AAB can metabolize different carbohydrates as carbon sources, mainly glucose, but also arabinose, fructose, galactose, mannose, ribose, sorbose, and xylose [73]. Most AAB have been characterized by non-functional glycolysis because of the absence of a phosphofructokinase enzyme; therefore, the pentose phosphate pathway (PPP) is the main metabolic route of AAB to oxidize the glucose available in the medium by the catalytic activity of the enzymes glucose-6-P dehydrogenase (G6PDH) and 6-phosphogluconate dehydrogenase (6PGD), providing metabolic precursors such as ribulose-5-phosphate and generating NADPH + H⁺ and energy [165,166,167]. Among AAB, several species from Gluconobacter have a glucose preference, and several Gluconobacter oxydans strains also exhibit the ability to oxidize glucose to gluconic acid via glucono-δ-lactone, forming D-gluconate. This oxidation reaction occurs in the periplasm using a membrane-bound pyrroloquinoline quinone-dependent glucose dehydrogenase (PQQ-GDH) located on the outer side of the cytoplasmic membrane. D-gluconate can be further oxidized rapidly to ketogluconates such as 2-ketogluconate (2-KGA), 5-ketogluconate (5-KGA), and 2,5-diketogluconic acid (2,5-DKGA), both in the periplasm and cytoplasm, by different oxidizing enzymes [166,168,169]. Glucose, gluconic acid, and ketogluconates can be assimilated by these bacteria, thus obtaining biomass and energy and acidifying the medium, possibly as part of their metabolic strategy to prevail over other glucose-like microorganisms [166]. Final products of PPP and the Entner Doudoroff pathway (EDP) may be completely oxidized to CO₂ and H₂O by Acetobacter, Gluconacetobacter, and Komagataeibacter spp. using the TCA cycle when the carbon source of the medium is exhausted; this is not the case for Gluconobacter spp., which show a non-functional TCA cycle [73,169]. Recent studies have proposed a molecular strategy in which K. europaeus, as the predominant species of a complex microbiota involved in the submerged production of vinegar from raw materials with high sugar content, might assimilate, firstly and before the ethanol, the glucose in the medium, draining biosynthetic precursors directly by using enzymes of PPP and the glycolysis to prevail over other species that exhibit high glucose preference [6].

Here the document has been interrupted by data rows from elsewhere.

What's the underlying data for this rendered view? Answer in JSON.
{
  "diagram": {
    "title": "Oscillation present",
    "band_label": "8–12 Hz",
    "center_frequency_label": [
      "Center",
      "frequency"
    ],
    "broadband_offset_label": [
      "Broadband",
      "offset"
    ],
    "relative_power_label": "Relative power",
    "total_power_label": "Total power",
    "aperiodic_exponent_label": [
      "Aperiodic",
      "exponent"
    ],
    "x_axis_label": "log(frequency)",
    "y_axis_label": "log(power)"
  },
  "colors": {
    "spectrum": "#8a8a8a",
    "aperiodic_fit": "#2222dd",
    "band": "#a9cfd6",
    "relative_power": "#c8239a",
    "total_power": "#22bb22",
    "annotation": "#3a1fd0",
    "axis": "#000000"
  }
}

AAB also exhibit the ability to oxidize several sugar alcohols such as glycerol, D-mannitol, and D-sorbitol, among others, with the use of glycerol as a carbon source being especially remarkable in winemaking, producing dihydroxyacetone (DHA) through the activity of some oxidizing enzymes, mainly glycerol dehydrogenase, and providing energy (ATP) via gluconeogenesis. Strains from Acetobacter pasteurianus, Gluconobacter oxydans, and Komagataeibacter xylinus are some of the most studied regarding this oxidative pathway [16,73].